Jen sentiva la sua cassa toracica spandersi e ritrarsi al ritmo agitato del suo respiro.

La sua espressione era così nervosa e tesa...

La mano poggiata sulla sua schiena scivolò lentamente di lato, verso il basso.

Non sapeva se gli avrebbe dato fastidio, ma le sembrò che ne avesse bisogno.

Trovò la sua mano e,dolcemente, vi introdusse la sua.

Colin deglutì per la sorpresa, quando sentì quella mano sottile insinuarsi tra le sue dita.

J: “Ho paura anche io, Colin.”

Grato a chi aveva fatto sì che i fotografi non potessero appostarsi ai lati del palco, Colin incrociò le sue dita con le sue e le strinse forte la mano.

Poi sorrise, con un coraggio nuovo.

Prese la sua mano e la portò tra di loro, ben in vista.

Era stanco di nascondersi...sarebbe stato un casino, un casino enorme ma non c'era cosa che in quel momento desiderasse di più che poterla tenere per mano pubblicamente.

Un brusio diffuso invase la sala e la sentì rinsaldare la presa sulle sue dita.

J: " Colin, adesso ci faranno a pezzi.. è troppo presto....tu stai ancora di"

C: "Conosci la storia di Icaro?" la interruppe

Jen annuì spaesata mentre i flash continuavano a impazzare.

" Sono volato troppo vicino al sole.
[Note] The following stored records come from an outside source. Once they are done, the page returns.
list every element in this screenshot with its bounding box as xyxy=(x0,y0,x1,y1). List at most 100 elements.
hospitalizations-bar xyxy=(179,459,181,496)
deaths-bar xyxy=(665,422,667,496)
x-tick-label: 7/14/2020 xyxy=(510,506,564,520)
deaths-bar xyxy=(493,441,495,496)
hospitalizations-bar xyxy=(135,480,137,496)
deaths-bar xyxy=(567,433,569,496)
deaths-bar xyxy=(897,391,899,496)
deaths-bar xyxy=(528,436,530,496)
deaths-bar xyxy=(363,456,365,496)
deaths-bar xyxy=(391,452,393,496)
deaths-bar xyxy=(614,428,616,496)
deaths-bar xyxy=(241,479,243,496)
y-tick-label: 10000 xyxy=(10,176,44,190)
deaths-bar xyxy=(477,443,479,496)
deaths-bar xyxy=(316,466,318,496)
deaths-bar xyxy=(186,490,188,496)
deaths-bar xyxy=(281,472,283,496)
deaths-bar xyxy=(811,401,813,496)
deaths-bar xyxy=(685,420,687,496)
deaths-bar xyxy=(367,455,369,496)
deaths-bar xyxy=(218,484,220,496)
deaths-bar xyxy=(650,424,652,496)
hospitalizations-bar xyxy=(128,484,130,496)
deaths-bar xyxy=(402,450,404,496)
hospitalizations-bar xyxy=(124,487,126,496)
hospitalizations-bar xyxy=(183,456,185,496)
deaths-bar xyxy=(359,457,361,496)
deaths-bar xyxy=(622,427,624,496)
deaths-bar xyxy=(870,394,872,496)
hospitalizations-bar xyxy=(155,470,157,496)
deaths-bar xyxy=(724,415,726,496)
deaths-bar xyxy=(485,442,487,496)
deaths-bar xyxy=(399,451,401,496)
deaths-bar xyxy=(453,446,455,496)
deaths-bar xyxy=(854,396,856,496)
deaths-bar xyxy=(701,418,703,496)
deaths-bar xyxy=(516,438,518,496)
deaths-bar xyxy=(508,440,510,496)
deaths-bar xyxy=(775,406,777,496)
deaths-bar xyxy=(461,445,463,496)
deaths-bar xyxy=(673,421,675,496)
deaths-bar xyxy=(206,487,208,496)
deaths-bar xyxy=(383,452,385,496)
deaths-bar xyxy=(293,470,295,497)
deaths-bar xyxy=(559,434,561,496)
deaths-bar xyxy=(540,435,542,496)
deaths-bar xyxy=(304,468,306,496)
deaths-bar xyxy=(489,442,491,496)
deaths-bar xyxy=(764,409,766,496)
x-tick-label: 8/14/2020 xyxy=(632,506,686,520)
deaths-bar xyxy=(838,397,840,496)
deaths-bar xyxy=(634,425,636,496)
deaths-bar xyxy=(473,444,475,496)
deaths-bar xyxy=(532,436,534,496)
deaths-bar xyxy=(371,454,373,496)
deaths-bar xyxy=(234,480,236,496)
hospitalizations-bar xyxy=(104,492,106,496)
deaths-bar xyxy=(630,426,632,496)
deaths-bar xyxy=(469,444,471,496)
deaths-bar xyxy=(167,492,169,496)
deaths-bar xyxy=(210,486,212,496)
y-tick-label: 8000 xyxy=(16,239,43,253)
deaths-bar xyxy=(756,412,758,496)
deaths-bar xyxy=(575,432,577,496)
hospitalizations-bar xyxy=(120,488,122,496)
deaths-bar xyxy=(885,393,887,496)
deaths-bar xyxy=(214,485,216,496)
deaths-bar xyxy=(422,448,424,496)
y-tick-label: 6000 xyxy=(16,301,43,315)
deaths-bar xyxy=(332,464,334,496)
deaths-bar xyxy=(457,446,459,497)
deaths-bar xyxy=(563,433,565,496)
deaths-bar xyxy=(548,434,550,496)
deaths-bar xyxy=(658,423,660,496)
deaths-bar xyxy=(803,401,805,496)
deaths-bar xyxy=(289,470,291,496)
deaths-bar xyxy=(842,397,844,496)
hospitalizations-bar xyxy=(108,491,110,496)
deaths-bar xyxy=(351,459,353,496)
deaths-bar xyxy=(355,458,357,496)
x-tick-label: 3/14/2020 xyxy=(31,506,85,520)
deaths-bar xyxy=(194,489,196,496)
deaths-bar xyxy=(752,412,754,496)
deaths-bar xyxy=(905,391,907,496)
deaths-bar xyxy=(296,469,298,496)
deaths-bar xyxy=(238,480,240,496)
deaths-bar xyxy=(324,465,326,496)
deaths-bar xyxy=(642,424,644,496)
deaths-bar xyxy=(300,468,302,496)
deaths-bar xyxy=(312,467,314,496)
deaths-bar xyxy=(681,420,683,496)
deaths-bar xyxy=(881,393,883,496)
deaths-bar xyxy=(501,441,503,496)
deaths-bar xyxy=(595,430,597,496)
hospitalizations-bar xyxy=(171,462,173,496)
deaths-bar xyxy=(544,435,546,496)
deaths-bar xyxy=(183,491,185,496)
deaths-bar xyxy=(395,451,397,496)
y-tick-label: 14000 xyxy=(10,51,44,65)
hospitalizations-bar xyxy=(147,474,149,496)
Le mie ali di cera si sono sciolte. E' sempre stato troppo bello per essere vero, Jen. Ora voglio renderlo reale, perchè lo è sempre stato più di quanto fossimo pronti ad ammettere. Ma va bene. Cadrei cento volte se questo volesse dire che ho anche volato. Le persone si dimenticano sempre che Icaro ha anche volato. È famoso per la caduta, ma non credo che stesse fallendo mentre cadeva. Penso che stesso solo raggiungendo la fine del suo trionfo. Tu sei sempre stata i mio trionfo."